Вне сомнений, это письмо прощальное. Недурно бы знать, кому оно адресовано и почему его не оказалось среди прочих прощальных писем. Во всяком случае, человек, пишущий эти строки, знает, что собирается умереть, но прежде, чем нажать на курок, ждет еще почти целые сутки. Спрашивается, чего же?
Вряд ли он дожидается своих компаньонов по охоте, которые между тем, закутавшись в пледы, несмотря на снегопад, терпеливо сидят на охотничьей вышке, но за все утро никакая дичь им так и не попалась.
А в Вене, примерно в то время, когда господа заняли свои места в засаде, шеф полиции барон Краус уже находился у себя в канцелярии и читал одно небезынтересное письмо.
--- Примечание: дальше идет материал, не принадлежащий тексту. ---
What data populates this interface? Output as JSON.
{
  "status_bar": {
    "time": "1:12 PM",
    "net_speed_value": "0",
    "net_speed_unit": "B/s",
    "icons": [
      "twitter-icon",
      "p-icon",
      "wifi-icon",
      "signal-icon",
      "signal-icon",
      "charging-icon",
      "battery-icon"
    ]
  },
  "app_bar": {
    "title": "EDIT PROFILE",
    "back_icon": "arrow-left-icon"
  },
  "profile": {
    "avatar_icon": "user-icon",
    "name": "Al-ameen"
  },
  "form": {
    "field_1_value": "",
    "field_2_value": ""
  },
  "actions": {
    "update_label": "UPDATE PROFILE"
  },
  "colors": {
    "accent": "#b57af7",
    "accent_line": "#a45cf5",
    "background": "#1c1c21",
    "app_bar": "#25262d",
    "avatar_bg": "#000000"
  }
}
Его накануне вечером доставила горничная графини Лариш. Начальник полиции так и пометил на конверте, приписав, что он лично вскрыл конверт лишь в половине десятого утра, тем самым желая подчеркнуть, что, каково бы ни было содержание письма, он не имел возможности накануне учесть полученные сведения. Если бы, не дай бог, что-нибудь случилось (о чем барон в данный момент пока еще не знает), он никоим образом не несет ответственности.
Барон Краус скрепил подписью начертанные на конверте карандашные строки, затем взял перочинный нож, поддел острием заклеенный уголок и решительным, но вместе с тем осторожным, точно рассчитанным движением вскрыл конверт. Наверняка он сразу же узнал неровный почерк графини, ведь то было не первое письмо, полученное от нее в эти дни главою полиции.